Editorial: Separation of powers is sacrosanct

Johannesburg  – We should be gravely concerned by the disturbing revelation by Chief Justice Mogoeng Mogoeng that then finance minister Pravin Gordhan asked him how his friend, Dhaya Pillay, fared as the Judicial Services Commission (JSC) was interviewing judges for the Supreme Court of Appeal in 2016.

Mogoeng told the JSC this week that he was astonished by Gordhan’s question. The jurist of the country’s apex court had reason to be astonished.

First, South Africa’s Constitution is anchored on the principle of the separation of powers of the three arms of the state. It is, therefore, important that there is a clear line on how the executive (ministers and deputy ministers), judiciary (courts) and the legislature (Parliament) operate.

The health of our constitutional democracy is heavily dependent on this principle.

The judiciary must adjudicate disputes among citizens and interpret the law without fear or favour. Parliament must play an oversight role over the executive and hold them accountable.

Our leaders should uphold their oath of office and serve our people selflessly. None of these parties should expect any favours or collaborate with another, for this will put our democracy in peril. That is, we do not want a “friendship state”.

Many democracies are in trouble because of the capture of the state by certain interests in society. In some countries, the political elite has gotten away with murder because of a dictatorship of the executive occasioned by the collapse of Parliament. It is a situation in which comrades in government have their comrades in Parliament and there is no accountability.

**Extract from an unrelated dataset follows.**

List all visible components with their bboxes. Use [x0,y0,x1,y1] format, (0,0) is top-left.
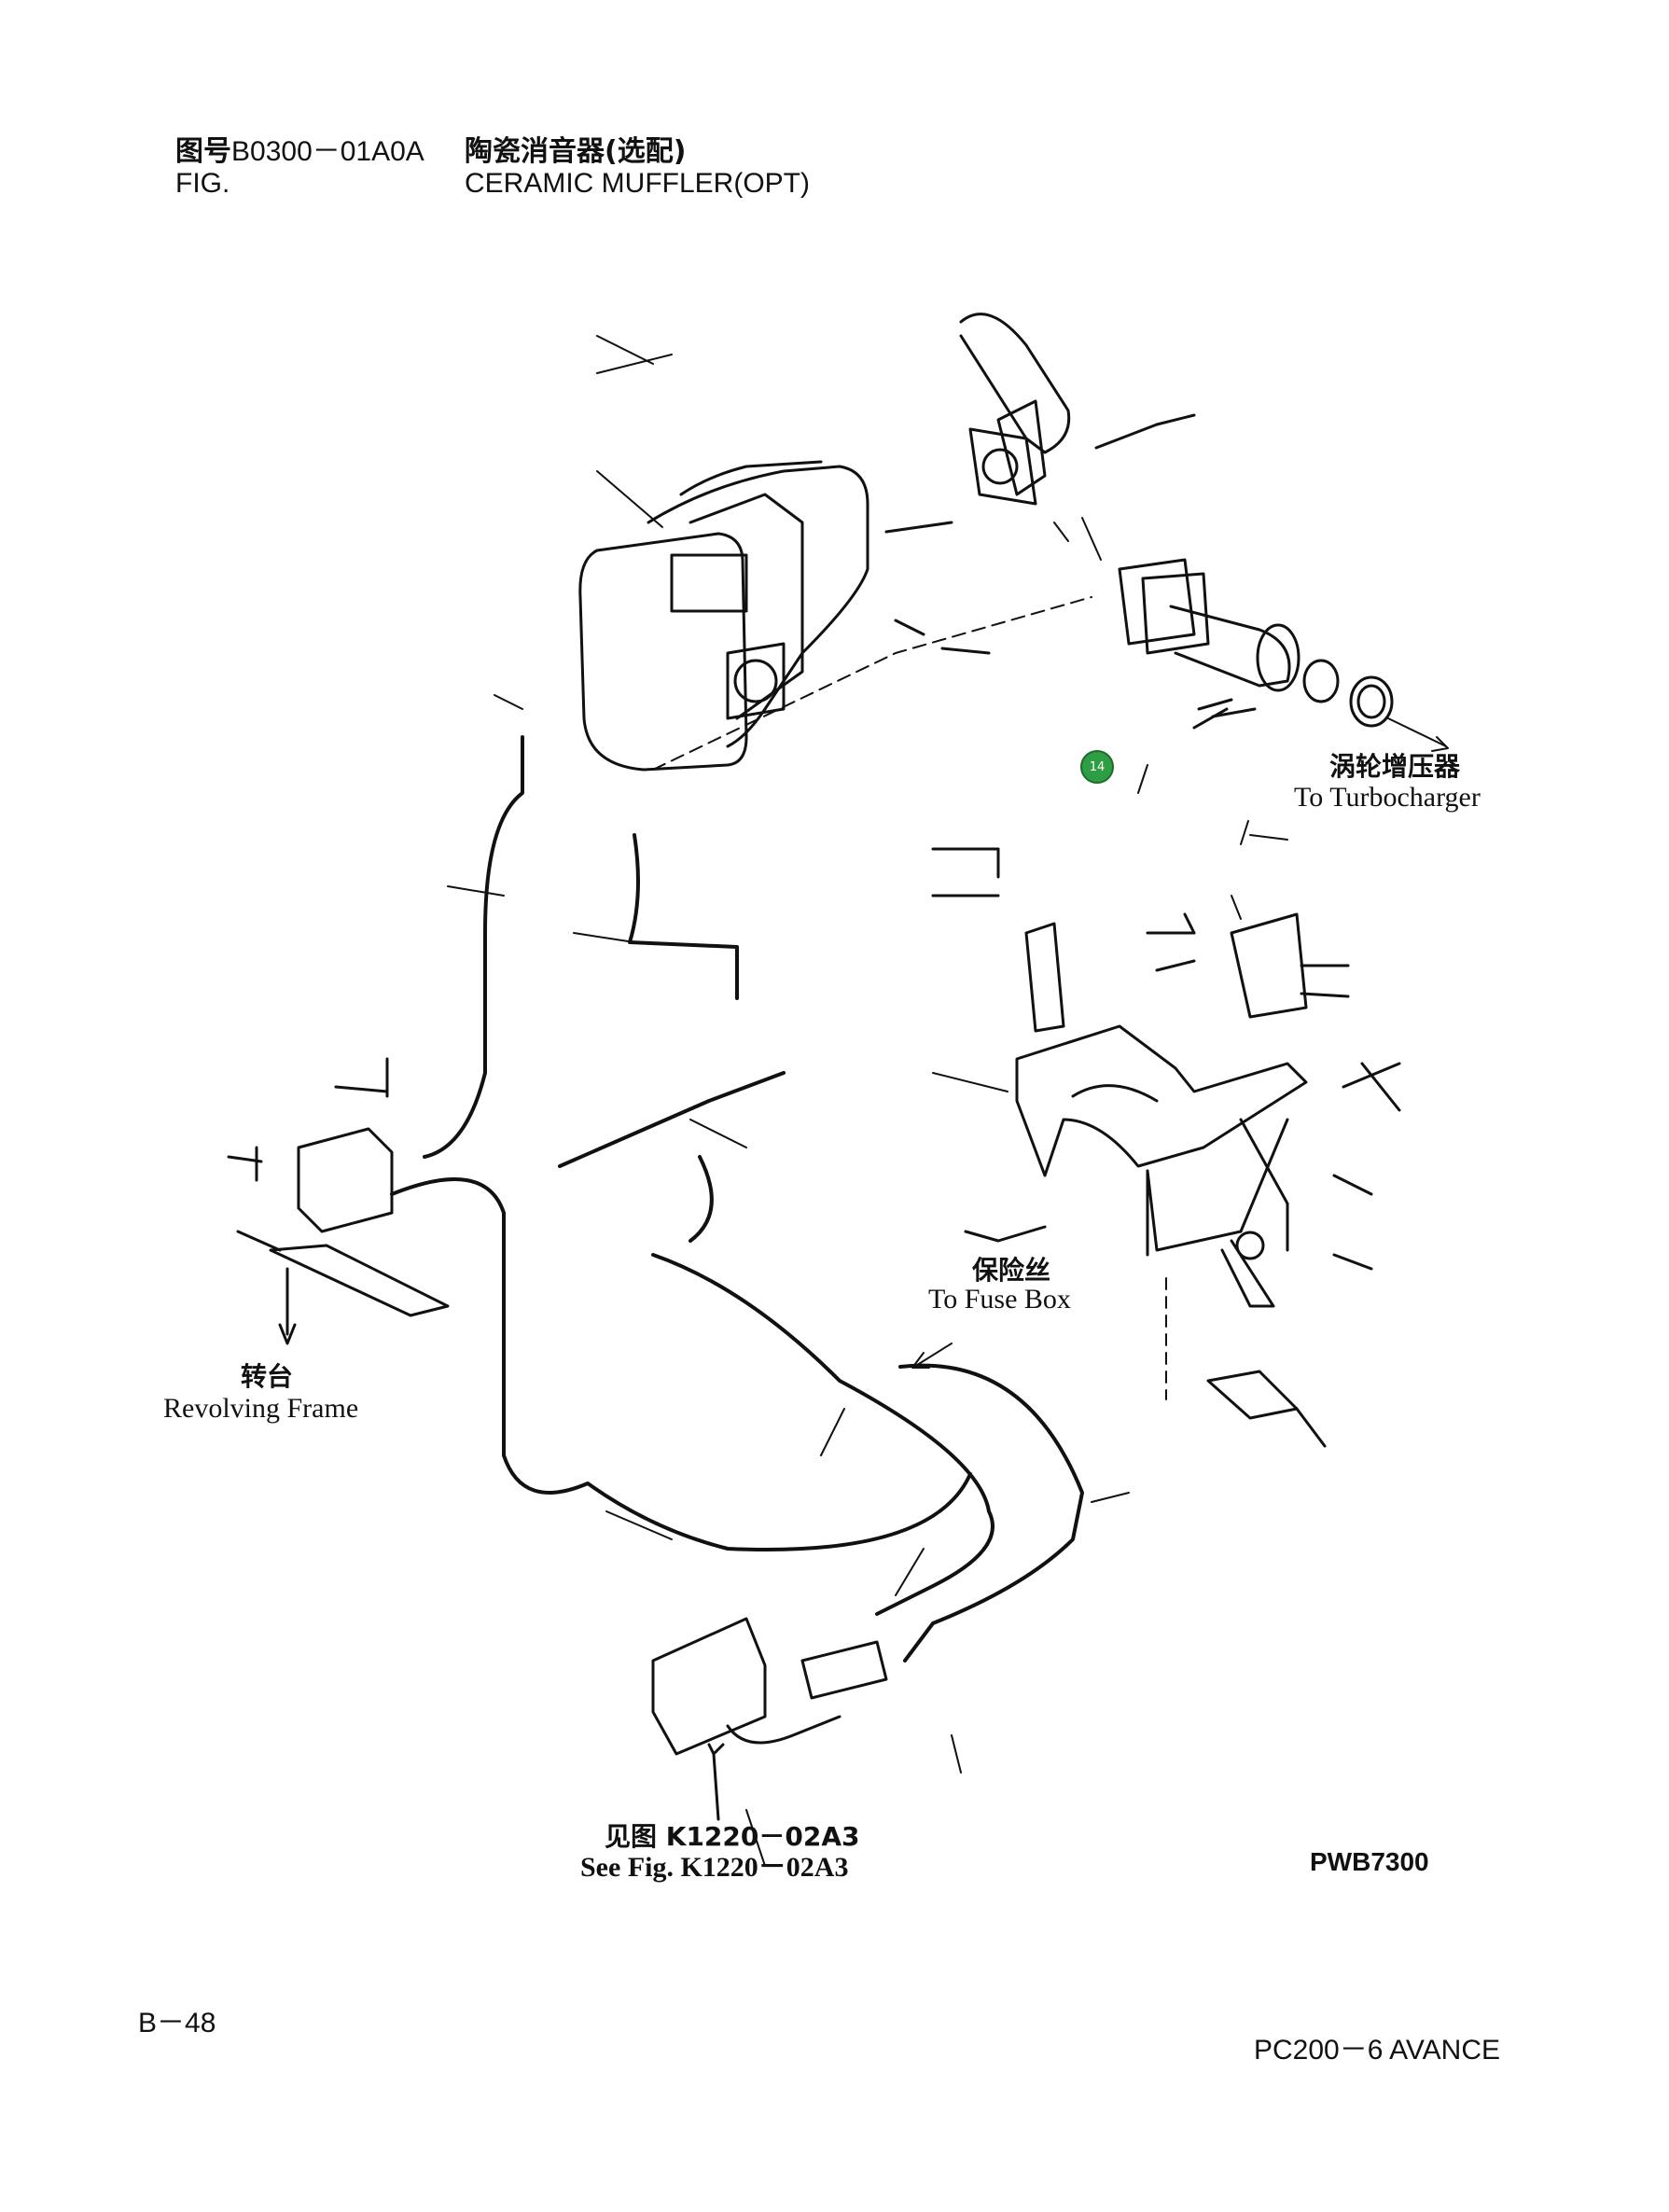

The people, most poor, bear the brunt of this friendship. In other parts of the world, politicians influence the appointment of judges and, by design, influence court decisions. The rule of law, in this instance, suffers.

We have seen the devastating effects of the capture of any of the arms of the state by politicians and other players in society.

It is not what we want in our country.

The Guptas captured our executive and legislature. They left a devastating legacy of corruption – a weak state with hollowed out state-owned enterprises and law enforcement agencies and unaccountable politicians, to mention just a few.

We are still reeling from the friendship between former president Jacob Zuma and the Guptas. Gordhan’s letter to the JSC saying that mentioning Pillay to Mogoeng was incidental is equally astonishing.

The minister of public enterprise is giving credence to those who say he loves behaving like a “prime minister”. He should realise his conduct of telling a chief justice that a certain judge is a friend can easily be construed as an attempt to influence that jurist.

Gordhan is within his rights to deny that he was trying to influence Pillay’s appointment – but that judgement does not rest with him. We do not want a “state of friends”.